The reason that Jesus can be "slain from the foundation of the world" is because the whole of the universe (past, present, and future) came into existence whole. When the universe came into existence, it wasn’t just all wheres that came into existence. All whens came into existence too, including the crucifixion. The crucifixion of Jesus, the pivotal moment in our universe as we Christians see it, was and is and always will be present to the whole. It’s the linchpin moment in a forever-complete salvation-history.

From this perspective, the crucifixion-now can be seen as "simultaneous" with the creation-now and with the last-day-resurrection-now. They're all here together in the spacetime loaf, the complete physical universe, all whens from beginning to end are just here.
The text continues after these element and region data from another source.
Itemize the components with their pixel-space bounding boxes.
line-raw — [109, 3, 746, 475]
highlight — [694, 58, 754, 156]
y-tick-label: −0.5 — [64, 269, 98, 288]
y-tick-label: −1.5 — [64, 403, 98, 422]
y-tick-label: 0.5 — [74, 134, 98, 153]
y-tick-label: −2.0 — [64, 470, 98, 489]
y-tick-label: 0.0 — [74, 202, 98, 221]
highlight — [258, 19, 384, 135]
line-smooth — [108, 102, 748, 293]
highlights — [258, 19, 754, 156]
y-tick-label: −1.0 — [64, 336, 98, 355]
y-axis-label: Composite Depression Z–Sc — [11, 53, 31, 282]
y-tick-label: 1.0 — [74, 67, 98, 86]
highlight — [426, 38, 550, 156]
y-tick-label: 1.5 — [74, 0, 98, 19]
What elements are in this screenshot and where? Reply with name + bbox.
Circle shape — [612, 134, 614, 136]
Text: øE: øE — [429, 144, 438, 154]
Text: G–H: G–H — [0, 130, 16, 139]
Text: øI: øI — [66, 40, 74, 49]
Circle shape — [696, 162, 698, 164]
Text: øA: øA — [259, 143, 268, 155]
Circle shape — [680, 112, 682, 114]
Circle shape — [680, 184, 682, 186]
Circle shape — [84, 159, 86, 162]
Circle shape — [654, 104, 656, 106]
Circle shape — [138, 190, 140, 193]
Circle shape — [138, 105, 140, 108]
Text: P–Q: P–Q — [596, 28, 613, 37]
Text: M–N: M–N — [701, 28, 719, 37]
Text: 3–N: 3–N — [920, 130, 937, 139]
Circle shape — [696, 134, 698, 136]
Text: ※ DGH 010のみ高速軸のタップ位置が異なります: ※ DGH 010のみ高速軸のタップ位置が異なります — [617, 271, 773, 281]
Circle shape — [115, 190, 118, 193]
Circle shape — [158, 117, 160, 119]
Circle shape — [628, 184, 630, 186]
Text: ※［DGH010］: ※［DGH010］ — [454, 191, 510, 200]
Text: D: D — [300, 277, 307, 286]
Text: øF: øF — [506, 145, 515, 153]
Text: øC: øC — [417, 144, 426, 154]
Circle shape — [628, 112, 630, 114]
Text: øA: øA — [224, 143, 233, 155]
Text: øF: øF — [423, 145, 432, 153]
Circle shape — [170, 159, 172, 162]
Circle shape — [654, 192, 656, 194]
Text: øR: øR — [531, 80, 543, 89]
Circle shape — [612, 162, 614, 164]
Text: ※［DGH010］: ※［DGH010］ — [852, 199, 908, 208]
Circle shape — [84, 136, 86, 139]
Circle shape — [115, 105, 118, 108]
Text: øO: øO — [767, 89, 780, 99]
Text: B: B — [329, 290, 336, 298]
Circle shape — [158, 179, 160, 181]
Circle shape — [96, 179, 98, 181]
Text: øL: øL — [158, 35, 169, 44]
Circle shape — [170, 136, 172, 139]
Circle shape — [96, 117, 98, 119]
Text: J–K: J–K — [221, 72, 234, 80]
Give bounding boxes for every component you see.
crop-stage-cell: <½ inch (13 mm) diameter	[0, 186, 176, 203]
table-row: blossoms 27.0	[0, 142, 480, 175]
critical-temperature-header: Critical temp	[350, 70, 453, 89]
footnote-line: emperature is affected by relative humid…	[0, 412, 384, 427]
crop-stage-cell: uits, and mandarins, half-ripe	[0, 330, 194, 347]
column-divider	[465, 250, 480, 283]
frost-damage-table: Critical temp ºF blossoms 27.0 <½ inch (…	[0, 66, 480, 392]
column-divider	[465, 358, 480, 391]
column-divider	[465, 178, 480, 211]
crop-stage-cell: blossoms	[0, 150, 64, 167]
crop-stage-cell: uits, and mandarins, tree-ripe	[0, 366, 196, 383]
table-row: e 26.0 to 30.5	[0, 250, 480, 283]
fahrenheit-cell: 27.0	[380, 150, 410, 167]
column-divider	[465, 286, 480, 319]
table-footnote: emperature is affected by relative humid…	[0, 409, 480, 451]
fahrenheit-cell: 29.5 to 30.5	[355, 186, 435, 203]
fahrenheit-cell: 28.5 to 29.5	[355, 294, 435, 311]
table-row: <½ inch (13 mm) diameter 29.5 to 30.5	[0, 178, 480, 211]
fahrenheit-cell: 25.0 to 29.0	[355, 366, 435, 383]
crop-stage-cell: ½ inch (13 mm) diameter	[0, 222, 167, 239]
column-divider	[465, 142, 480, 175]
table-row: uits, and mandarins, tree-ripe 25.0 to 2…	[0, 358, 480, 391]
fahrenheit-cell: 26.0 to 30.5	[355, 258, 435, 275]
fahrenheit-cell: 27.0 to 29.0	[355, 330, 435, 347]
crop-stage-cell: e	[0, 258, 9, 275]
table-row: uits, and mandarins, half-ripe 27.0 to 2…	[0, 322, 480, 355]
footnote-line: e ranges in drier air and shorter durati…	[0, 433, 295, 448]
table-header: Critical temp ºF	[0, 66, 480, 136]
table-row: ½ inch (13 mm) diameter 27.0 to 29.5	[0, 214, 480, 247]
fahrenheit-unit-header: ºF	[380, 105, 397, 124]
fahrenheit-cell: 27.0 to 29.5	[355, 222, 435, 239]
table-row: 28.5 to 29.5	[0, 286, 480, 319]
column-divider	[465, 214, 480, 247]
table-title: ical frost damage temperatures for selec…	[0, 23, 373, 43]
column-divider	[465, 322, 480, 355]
Consider this the key point: I see no problem with what Jesus means when he speaks from the cross, "Truly I tell you, today you will be with me in Paradise. ”Luke 23:43) The Lord is present to every day in the universe. They are all his simultaneous todays. And when we experience our death-nows as he did, we "skip" or "fast-forward" instantaneously to our joint resurrection-now with him. Therefore, the today of our deaths is literally the today of our resurrections. ( That's because from a heavenly perspective as well as an Einsteinian perspective, both days (like all days) are eternally simultaneous.

So when resurrection-Jesus popped in on the disciples behind locked doors, he wasn't just appearing from some-where else. He was also appearing from some-when else: the future resurrection of the dead. He transcended space and time to appear to his friends. He transcends spacetime still. He reigns over all spacetime in his kingdom of heaven. He is the resurrection. He is the Alpha (A) and the Omega (W....).


All this is to say that Minkie, the finest Scrabble player who ever lived, is both in the ground and alive forevermore at the future resurrection of the dead. She is dead yet alive. The kicker is, if the Bible and Einstein are correct about creation, then in our universe right now I am at the future resurrection of the dead with Minkie too, and so are you.